The “government knowledge” evidence consisted of evidence that the National Guard Bureau, to which IIF had provided IT services, was pleased with IIF’s work.  The Fourth Circuit held that this evidence “fit sufficiently within the scope of what is generally referred to as the government-knowledge defense or inference.”

The Fourth Circuit rejected Ubl’s argument that the government knowledge argument was inapplicable because the invoices were paid by GSA while the evidence of approval of the work came from the separate government agency, the National Guard Bureau.  The Court held that the appropriate inquiry should be focused on IIF’s intent, and the Bureau’s knowledge was relevant to IIF’s intent. 

Attorneys’ Fees Award Reversed Because Relator’s Case Was Not “Clearly Frivolous”

The FCA authorizes an award of attorney’s fees if the court finds that the action was “clearly frivolous.”  The Fourth Circuit defined “clearly frivolous” as “no reasonable chance of success.”  The Court found that the district court’s denial of two pre-trial motions to dismiss, and the denial of the motion for summary judgment which presented substantially the same evidence that Ubl presented at trial, weighed against a finding that Ubl had “no reasonable chance of success.”  IIF argued that the district court’s attorneys’ fees award was, nonetheless, warranted because Ubl was exposed as a liar at trial.  The Fourth Circuit held, however, that even if the jury did not find him credible, Ubl could have still prevailed based on documentary evidence.  For example, the documentary evidence showed that IIF was billing employees at rates higher than the contract provided for based on their experience and education.  The court reasoned that the jury may have ultimately found that IIF was not liable because the mistakes in billing were unintentional, and thus, IIF lacked scienter.

Court Awards Relator Attorney's Fees and Expenses Equal to More than Two-Thirds of Damages Award

The False Claims Act is well known for the rewards that successful whistleblowers may receive pursuant to 31 U.S.C. § 3730(d)(1).
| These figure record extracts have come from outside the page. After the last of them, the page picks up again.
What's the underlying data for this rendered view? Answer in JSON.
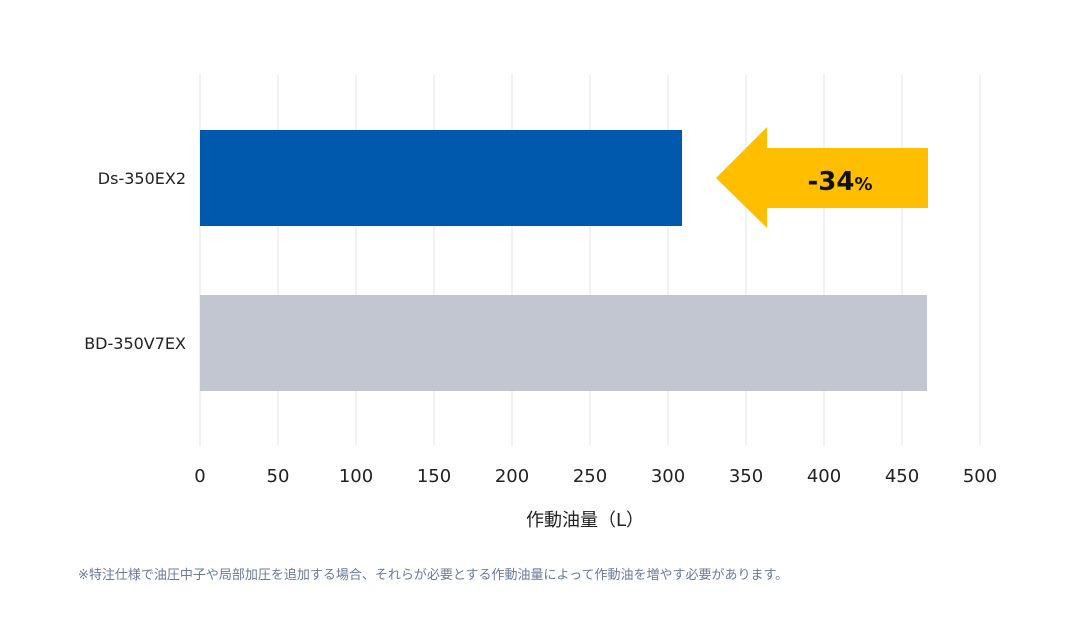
{
  "chart_data": {
    "type": "bar",
    "orientation": "horizontal",
    "categories": [
      "Ds-350EX2",
      "BD-350V7EX"
    ],
    "values": [
      309,
      466
    ],
    "xlabel": "作動油量（L）",
    "xlim": [
      0,
      500
    ],
    "xticks": [
      0,
      50,
      100,
      150,
      200,
      250,
      300,
      350,
      400,
      450,
      500
    ],
    "tick_labels": [
      "0",
      "50",
      "100",
      "150",
      "200",
      "250",
      "300",
      "350",
      "400",
      "450",
      "500"
    ],
    "grid": "vertical",
    "colors": [
      "#0059ad",
      "#c2c6d0"
    ],
    "annotation": {
      "value": "-34",
      "unit": "%",
      "color": "#ffbf00"
    }
  },
  "footnote": "※特注仕様で油圧中子や局部加圧を追加する場合、それらが必要とする作動油量によって作動油を増やす必要があります。"
}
Much less attention, however, is directed to § 3730(d)(2) of the FCA, which provides for the award of reasonable expenses and attorney’s fees in cases where a relator prevails and the Government has not intervened. A recent decision in United States ex rel. Feldman v. Van Gorp, et al., (Feb. 9, 2011 S.D.N.Y.) demonstrates why the availability of attorney’s fees is an important consideration that FCA defendants should keep in mind.
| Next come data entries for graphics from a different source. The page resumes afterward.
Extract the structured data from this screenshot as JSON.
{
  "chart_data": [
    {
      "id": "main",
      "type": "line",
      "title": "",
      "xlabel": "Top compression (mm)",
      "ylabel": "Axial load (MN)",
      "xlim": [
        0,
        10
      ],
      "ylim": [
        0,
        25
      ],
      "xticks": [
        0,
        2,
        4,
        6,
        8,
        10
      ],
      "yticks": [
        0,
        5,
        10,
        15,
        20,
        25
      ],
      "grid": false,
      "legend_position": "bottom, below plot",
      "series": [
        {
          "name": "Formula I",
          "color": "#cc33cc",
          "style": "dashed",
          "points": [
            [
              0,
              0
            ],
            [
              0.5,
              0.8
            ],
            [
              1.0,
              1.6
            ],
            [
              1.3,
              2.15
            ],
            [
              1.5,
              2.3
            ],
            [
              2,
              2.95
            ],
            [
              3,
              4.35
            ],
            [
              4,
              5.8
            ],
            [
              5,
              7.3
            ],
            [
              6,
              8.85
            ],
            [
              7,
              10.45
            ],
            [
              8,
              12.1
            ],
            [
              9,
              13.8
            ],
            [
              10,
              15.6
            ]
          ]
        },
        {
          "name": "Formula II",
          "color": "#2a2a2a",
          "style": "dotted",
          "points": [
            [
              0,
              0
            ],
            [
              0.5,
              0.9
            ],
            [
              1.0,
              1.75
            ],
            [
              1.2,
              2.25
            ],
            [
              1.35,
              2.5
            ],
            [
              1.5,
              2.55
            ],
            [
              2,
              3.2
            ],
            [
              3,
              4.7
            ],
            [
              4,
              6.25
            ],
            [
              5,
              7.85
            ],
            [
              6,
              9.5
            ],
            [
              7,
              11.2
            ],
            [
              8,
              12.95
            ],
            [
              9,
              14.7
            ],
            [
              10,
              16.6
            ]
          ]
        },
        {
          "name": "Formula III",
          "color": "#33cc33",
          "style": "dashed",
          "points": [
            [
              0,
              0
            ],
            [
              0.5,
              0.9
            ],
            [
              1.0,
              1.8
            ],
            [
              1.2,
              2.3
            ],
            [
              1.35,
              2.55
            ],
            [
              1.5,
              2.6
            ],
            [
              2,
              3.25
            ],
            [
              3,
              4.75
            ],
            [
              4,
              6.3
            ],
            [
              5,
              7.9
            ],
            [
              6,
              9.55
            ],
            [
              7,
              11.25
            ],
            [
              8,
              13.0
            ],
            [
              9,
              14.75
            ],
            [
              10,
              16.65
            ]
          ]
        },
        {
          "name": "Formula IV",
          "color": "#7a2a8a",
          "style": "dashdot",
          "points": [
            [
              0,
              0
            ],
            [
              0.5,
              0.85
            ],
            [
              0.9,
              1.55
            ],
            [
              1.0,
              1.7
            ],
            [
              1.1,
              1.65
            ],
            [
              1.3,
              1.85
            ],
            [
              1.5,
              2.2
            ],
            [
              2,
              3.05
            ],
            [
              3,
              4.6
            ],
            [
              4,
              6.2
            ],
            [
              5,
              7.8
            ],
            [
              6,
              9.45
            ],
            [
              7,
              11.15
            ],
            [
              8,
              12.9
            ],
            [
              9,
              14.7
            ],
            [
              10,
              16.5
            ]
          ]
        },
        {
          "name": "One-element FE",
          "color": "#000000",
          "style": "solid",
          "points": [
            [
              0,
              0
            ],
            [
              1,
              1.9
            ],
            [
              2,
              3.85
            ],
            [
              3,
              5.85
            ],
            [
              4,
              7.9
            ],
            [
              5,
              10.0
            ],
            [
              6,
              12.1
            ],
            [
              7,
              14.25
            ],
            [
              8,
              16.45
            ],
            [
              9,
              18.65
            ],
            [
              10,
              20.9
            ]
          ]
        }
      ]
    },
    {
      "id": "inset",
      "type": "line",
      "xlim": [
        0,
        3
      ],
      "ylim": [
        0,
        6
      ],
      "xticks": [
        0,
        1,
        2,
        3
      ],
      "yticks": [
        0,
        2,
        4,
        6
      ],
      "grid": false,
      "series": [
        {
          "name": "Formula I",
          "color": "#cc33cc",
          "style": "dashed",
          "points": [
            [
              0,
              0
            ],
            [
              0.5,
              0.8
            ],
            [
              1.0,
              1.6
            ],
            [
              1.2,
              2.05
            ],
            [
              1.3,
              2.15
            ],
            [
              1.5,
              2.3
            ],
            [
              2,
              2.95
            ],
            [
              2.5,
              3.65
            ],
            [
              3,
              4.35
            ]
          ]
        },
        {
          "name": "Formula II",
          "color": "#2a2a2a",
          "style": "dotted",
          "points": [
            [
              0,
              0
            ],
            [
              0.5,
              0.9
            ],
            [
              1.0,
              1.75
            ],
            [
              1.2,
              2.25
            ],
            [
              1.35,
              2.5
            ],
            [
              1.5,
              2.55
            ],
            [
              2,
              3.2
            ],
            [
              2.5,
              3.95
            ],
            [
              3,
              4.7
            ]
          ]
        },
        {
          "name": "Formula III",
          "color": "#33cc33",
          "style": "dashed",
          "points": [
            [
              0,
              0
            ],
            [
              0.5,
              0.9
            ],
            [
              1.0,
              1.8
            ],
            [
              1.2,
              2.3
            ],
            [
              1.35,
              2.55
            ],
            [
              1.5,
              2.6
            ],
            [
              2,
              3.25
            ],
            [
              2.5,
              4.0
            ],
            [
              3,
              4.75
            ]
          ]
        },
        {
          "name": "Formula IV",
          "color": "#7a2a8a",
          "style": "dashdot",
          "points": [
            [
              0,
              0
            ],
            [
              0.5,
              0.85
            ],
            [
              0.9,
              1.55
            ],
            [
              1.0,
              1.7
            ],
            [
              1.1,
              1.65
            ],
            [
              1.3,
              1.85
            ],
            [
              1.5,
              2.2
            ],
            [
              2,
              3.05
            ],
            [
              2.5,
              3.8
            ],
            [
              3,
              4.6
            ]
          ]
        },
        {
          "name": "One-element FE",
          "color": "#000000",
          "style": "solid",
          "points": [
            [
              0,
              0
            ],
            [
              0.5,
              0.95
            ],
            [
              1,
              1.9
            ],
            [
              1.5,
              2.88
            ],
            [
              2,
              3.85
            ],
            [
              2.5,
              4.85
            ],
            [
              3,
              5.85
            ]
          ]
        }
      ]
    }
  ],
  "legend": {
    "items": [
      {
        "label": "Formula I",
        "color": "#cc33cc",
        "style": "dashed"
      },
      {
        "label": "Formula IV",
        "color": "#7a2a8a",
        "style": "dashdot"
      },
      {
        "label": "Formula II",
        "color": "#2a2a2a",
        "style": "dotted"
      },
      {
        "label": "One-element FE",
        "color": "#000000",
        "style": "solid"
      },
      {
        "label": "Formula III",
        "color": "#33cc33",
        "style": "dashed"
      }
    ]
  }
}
In Van Gorp, a whistleblower filed a qui tam action against Dr. Wilfred Van Gorp and Cornell University Medical College, alleging that the defendants submitted false claims for the purpose of obtaining grants of federal research funds from the National Institute of Health. The relator alleged false claims with respect to the defendants' original grant application and four yearly renewal applications and progress reports. Relator alleged that defendants’ representations in the applications were false because they differed materially from the implementation of the grant. Relator sought $1,359,000 in damages. After an eight-day jury trial, a verdict was returned in favor of the relator on three of the five claims. The court awarded damages of $887,714.

Relator’s attorneys moved pursuant to § 3730(d)(2) for an award of attorney's fees in the amount of $726,711.25, costs of $37,917.87 and reimbursement for $3,121.47 for expenses incurred as a result of the litigation. After evaluating the time, expenses, and other factors relevant to the determination of reasonable attorney’s fees and expenses, the court granted the motion in part and denied it in part, awarding $602,898.63 in attorney’s fees, $25,862.15 in costs, and $3,121.47 for reasonable expenses. Thus, the total attorney’s fees and expenses awarded to the Relator – $631,882.25 -- far exceeded the maximum award of 30% of damages that was available under § 3730(d)(1) and was more than two-thirds of the damages award.